The first mission to Pluto began in January 2006 when an Atlas V rocket blasted off from Cape Canaveral in Florida and hauled the piano-sized New Horizons craft away from Earth and on a three-billion mile journey.
"New Horizons is set to begin imaging Pluto today, but with the spacecraft still approximately 130 million miles from Pluto, the pictures will be distant," Mike Buckley, a spokesman for the Johns Hopkins University Applied Physics Laboratory outside Washington, told AFP.
"Pluto and its largest moon Charon will still appear as dots against a background of stars," he added.
Nasa scientists took the spacecraft out of hibernation in December to get it ready for its upcoming close-ups of Pluto and Charon.

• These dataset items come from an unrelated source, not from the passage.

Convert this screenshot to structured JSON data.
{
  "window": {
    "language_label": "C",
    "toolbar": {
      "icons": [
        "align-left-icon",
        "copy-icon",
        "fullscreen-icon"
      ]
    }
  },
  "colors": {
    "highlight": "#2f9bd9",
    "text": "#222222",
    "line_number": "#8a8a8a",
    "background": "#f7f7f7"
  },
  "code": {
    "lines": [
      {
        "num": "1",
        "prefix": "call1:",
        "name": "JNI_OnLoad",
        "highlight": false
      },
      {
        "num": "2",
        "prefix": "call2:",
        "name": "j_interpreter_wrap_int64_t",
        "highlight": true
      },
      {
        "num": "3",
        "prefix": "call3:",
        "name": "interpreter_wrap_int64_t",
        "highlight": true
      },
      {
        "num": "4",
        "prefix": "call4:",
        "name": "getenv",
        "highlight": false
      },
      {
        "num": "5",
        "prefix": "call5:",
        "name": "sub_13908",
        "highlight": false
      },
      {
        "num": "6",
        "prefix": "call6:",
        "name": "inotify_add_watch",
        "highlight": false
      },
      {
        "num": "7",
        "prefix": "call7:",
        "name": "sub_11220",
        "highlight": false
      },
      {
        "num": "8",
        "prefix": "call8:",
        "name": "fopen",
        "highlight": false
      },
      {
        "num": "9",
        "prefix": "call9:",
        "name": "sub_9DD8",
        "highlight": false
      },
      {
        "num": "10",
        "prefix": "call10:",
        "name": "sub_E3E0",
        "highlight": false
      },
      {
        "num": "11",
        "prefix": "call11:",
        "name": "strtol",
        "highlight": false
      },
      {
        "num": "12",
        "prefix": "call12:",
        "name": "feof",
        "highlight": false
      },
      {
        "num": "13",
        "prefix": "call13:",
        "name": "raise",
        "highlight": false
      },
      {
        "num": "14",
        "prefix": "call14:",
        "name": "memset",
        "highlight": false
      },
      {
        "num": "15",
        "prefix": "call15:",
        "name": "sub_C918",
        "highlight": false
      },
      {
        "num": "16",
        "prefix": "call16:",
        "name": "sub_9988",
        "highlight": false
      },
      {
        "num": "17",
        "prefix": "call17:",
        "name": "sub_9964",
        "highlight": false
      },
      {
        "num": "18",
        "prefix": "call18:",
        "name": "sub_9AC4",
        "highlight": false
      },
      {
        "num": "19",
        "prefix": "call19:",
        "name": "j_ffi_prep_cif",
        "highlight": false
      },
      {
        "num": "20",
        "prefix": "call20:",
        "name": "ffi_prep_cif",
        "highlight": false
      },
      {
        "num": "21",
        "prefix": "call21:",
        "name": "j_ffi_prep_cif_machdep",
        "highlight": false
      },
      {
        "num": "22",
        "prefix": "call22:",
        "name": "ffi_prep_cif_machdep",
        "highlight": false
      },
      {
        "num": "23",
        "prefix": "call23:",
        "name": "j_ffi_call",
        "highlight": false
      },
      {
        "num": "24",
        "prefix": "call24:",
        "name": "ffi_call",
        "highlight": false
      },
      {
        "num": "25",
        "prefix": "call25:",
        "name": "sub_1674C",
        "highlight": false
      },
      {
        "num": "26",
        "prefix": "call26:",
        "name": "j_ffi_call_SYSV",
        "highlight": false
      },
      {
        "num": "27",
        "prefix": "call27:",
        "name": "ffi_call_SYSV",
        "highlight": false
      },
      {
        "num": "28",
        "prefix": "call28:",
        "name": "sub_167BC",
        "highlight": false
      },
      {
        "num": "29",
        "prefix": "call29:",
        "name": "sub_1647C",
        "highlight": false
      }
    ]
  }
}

The craft will pass closest to Pluto on about July 14, 2015.
Buckley said he expects the first photographs to be received back on Earth this week, and they will be released to the public shortly after.
Despite the weak light levels reflecting from the surface of the dwarf planet, discovered in 1930, New Horizons should be able to gather enough data from the surface of Pluto and Charon and create topographic maps.

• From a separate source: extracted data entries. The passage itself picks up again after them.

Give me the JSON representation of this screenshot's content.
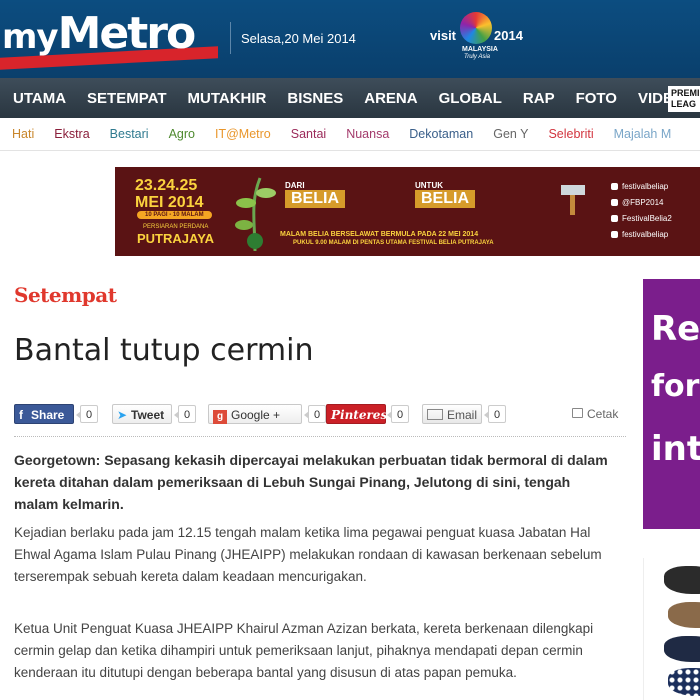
{
  "header": {
    "logo_my": "my",
    "logo_metro": "Metro",
    "date": "Selasa,20 Mei 2014",
    "visit_label": "visit",
    "visit_year": "2014",
    "visit_country": "MALAYSIA",
    "visit_tagline": "Truly Asia"
  },
  "main_nav": {
    "items": [
      "UTAMA",
      "SETEMPAT",
      "MUTAKHIR",
      "BISNES",
      "ARENA",
      "GLOBAL",
      "RAP",
      "FOTO",
      "VIDEO"
    ],
    "premier": "PREMI LEAG"
  },
  "sub_nav": {
    "items": [
      {
        "label": "Hati",
        "color": "#c8862b"
      },
      {
        "label": "Ekstra",
        "color": "#8a1f3b"
      },
      {
        "label": "Bestari",
        "color": "#2f7a8f"
      },
      {
        "label": "Agro",
        "color": "#4e8a2e"
      },
      {
        "label": "IT@Metro",
        "color": "#e9962b"
      },
      {
        "label": "Santai",
        "color": "#9b2a5a"
      },
      {
        "label": "Nuansa",
        "color": "#a33a6b"
      },
      {
        "label": "Dekotaman",
        "color": "#3a5f8a"
      },
      {
        "label": "Gen Y",
        "color": "#666666"
      },
      {
        "label": "Selebriti",
        "color": "#d2353f"
      },
      {
        "label": "Majalah M",
        "color": "#7aa6c8"
      }
    ]
  },
  "banner": {
    "dates": "23.24.25",
    "month": "MEI 2014",
    "hours": "10 PAGI - 10 MALAM",
    "venue_small": "PERSIARAN PERDANA",
    "venue": "PUTRAJAYA",
    "dari": "DARI",
    "belia1": "BELIA",
    "untuk": "UNTUK",
    "belia2": "BELIA",
    "tagline": "MALAM BELIA BERSELAWAT BERMULA PADA 22 MEI 2014",
    "tagline2": "PUKUL 9.00 MALAM DI PENTAS UTAMA FESTIVAL BELIA PUTRAJAYA",
    "social": [
      "festivalbeliap",
      "@FBP2014",
      "FestivalBelia2",
      "festivalbeliap"
    ]
  },
  "article": {
    "section": "Setempat",
    "title": "Bantal tutup cermin",
    "lead": "Georgetown: Sepasang kekasih dipercayai melakukan perbuatan tidak bermoral di dalam kereta ditahan dalam pemeriksaan di Lebuh Sungai Pinang, Jelutong di sini, tengah malam kelmarin.",
    "para1": "Kejadian berlaku pada jam 12.15 tengah malam ketika lima pegawai penguat kuasa Jabatan Hal Ehwal Agama Islam Pulau Pinang (JHEAIPP) melakukan rondaan di kawasan berkenaan sebelum terserempak sebuah kereta dalam keadaan mencurigakan.",
    "para2": "Ketua Unit Penguat Kuasa JHEAIPP Khairul Azman Azizan berkata, kereta berkenaan dilengkapi cermin gelap dan ketika dihampiri untuk pemeriksaan lanjut, pihaknya mendapati depan cermin kenderaan itu ditutupi dengan beberapa bantal yang disusun di atas papan pemuka."
  },
  "share": {
    "facebook": {
      "label": "Share",
      "count": "0",
      "color": "#3b5998"
    },
    "twitter": {
      "label": "Tweet",
      "count": "0"
    },
    "google": {
      "label": "Google +",
      "count": "0"
    },
    "pinterest": {
      "label": "Pinterest",
      "count": "0"
    },
    "email": {
      "label": "Email",
      "count": "0"
    },
    "print": "Cetak"
  },
  "ads": {
    "ad1_lines": [
      "Re",
      "for",
      "int"
    ]
  },
  "colors": {
    "header_bg": "#0c4d80",
    "nav_bg": "#2f3c47",
    "accent_red": "#e0382d",
    "banner_bg": "#5a1314"
  }
}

The craft carries onboard seven instruments including infrared and ultraviolet spectrometers, a multicolor camera, a high-resolution telescopic camera and a space dust detector.
After New Horizons finishes its six-month investigation of Pluto, it will pass near other objects in the Kuiper Belt, a vast ring of debris left over from the solar system's birth some 4.6 billion years ago.
Pluto is about 2,300 kilometers (1,400 miles) in diameter, smaller than Earth's moon, and has a mass about 500 times less than Earth.
Pluto and its five moons circle the sun every 247.7 years.
In 2006, the International Astronomical Union withdrew Pluto's status as a planet given its small size, reclassifying it as a dwarf planet and leaving the solar system with eight planets.